Историк-сето и краевед ответил не сразу. Собеседник его не торопил. Оба молчали. Славомир Чудинцев знал, что ему сейчас предстоит узнать самое страшное о судьбе селения, рядом с давно оплывшим землёй пепелищем которого они сидели. А его земляк-приятель знал, что именно это ему предстоит сейчас поведать...

"В том-то и дело, что не догадывались, - заговорил Ярви. - Ну, ничего особенно страшного не ждали. Потому что знали: воевать нашим в Огневище не с кем. Не было там никаких фашистов, не стояло, ни единого! Тоже, кстати, заслуга Пекки: так ему ихнее начальство доверяло, что соглашалось - мол, и без солдат порядок там будет... Я про то с несколькими стариками и старухами говорил, кто тогда уцелел. А уцелели-то - всего ничего, десятка полтора из почти двухсот, преставляешь! Уцелеть можно было лишь тем, кто-либо вообще из села сбежал заранее, в лесах попрятался, либо, когда весь этот кошмар начался, успел в какую-нибудь щель влезть или в погреб, и то, если он шибко глубоким был..."

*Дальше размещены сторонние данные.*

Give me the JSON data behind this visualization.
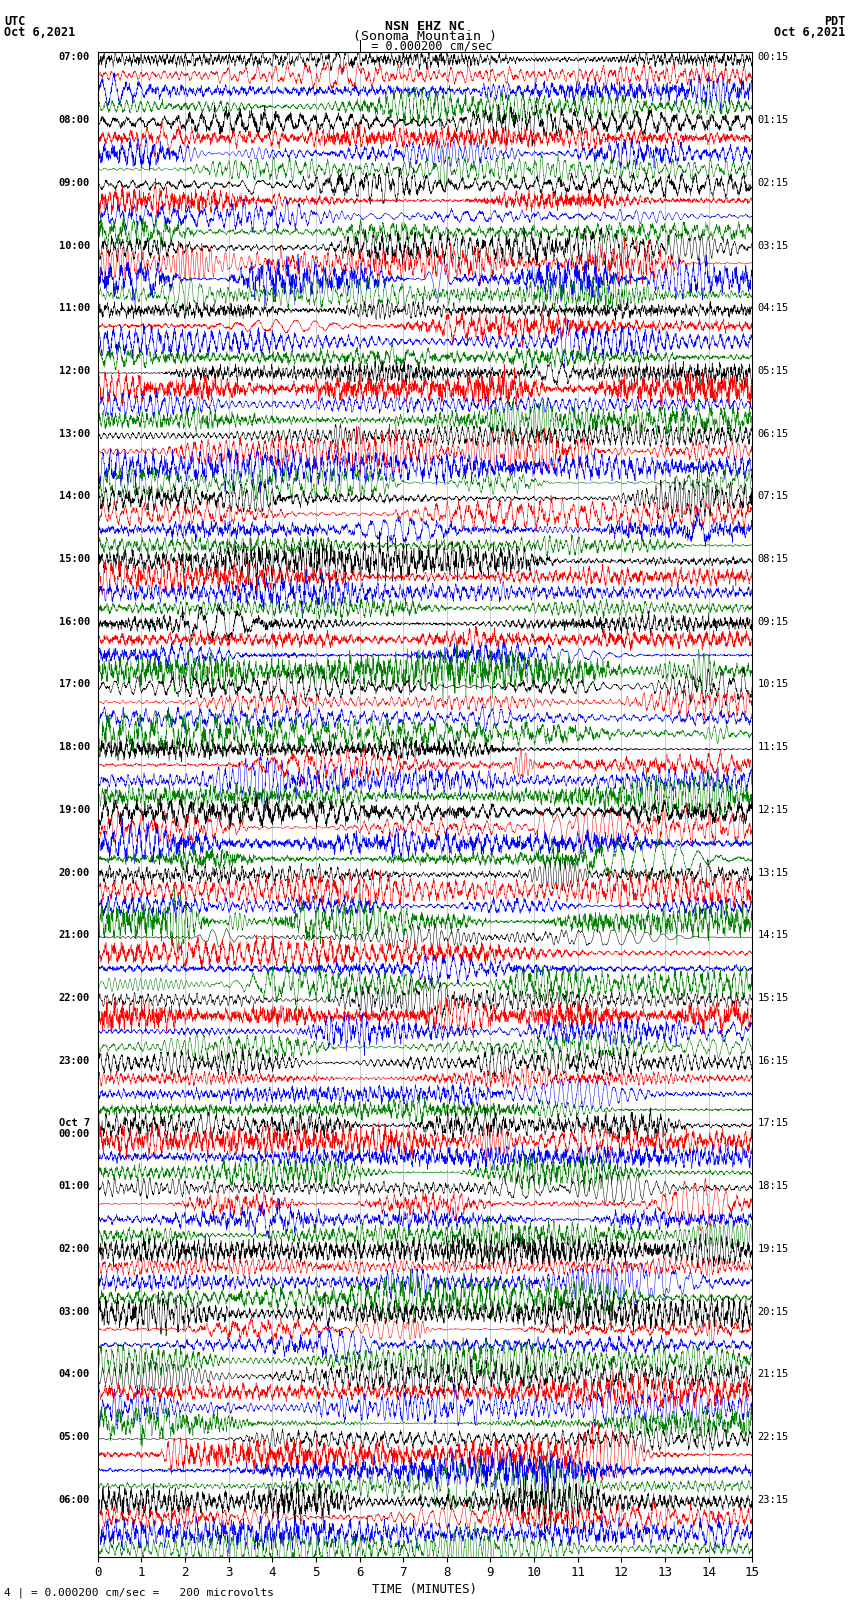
{
  "title_line1": "NSN EHZ NC",
  "title_line2": "(Sonoma Mountain )",
  "title_line3": "| = 0.000200 cm/sec",
  "left_header": "UTC",
  "left_date": "Oct 6,2021",
  "right_header": "PDT",
  "right_date": "Oct 6,2021",
  "xlabel": "TIME (MINUTES)",
  "footer": "4 | = 0.000200 cm/sec =   200 microvolts",
  "xlim": [
    0,
    15
  ],
  "xticks": [
    0,
    1,
    2,
    3,
    4,
    5,
    6,
    7,
    8,
    9,
    10,
    11,
    12,
    13,
    14,
    15
  ],
  "utc_labels": [
    "07:00",
    "08:00",
    "09:00",
    "10:00",
    "11:00",
    "12:00",
    "13:00",
    "14:00",
    "15:00",
    "16:00",
    "17:00",
    "18:00",
    "19:00",
    "20:00",
    "21:00",
    "22:00",
    "23:00",
    "Oct 7\n00:00",
    "01:00",
    "02:00",
    "03:00",
    "04:00",
    "05:00",
    "06:00"
  ],
  "pdt_labels": [
    "00:15",
    "01:15",
    "02:15",
    "03:15",
    "04:15",
    "05:15",
    "06:15",
    "07:15",
    "08:15",
    "09:15",
    "10:15",
    "11:15",
    "12:15",
    "13:15",
    "14:15",
    "15:15",
    "16:15",
    "17:15",
    "18:15",
    "19:15",
    "20:15",
    "21:15",
    "22:15",
    "23:15"
  ],
  "trace_colors": [
    "black",
    "red",
    "blue",
    "green"
  ],
  "n_rows": 96,
  "n_groups": 24,
  "background_color": "white",
  "grid_color": "#999999",
  "noise_seed": 42
}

"Одного не пойму, - сказал Чудинцев. - Ладно, не стояли тут немцы, когда Гневище тылом глубоким было. Но почему фрицы при отступлении своём, к обороне готовясь, эту высоту укреплённой не сделали? Хотя бы дзот какой-нибудь поставили, хотя бы взвод своих "зольдат" ввели в село - так и того не было!"

"Да потому, что они прежде всего за шоссе держались, все свои силы к этой стратегической дороге стягивали. А подступы к шоссе с более ближних высоток обстреливать было надёжней и сподручней. Вон, те, которые при дороге, Станки, Олехово, Паниковичи - их немцы дотами, как частоколом, окружили, а Гневище вроде как на отшибе от их стратегии и тактики оказалось. Только и сделали, что на той колокольне НП соорудили, несколько солдат с офицером на велосипедах приезжали. А больше - никого и ничего! И, главное, днём раньше перед артобстрелом наши разведчики в Гневище побывали, пробрались - это они всё сами и увидели, и от людей узнали. Даже то, что на колокольне и пулемёта никакого нет! Знало командование наше, что это село никакой угрозы не представляет. Знало, что его наши без боя взять могут - нет, всё равно!.."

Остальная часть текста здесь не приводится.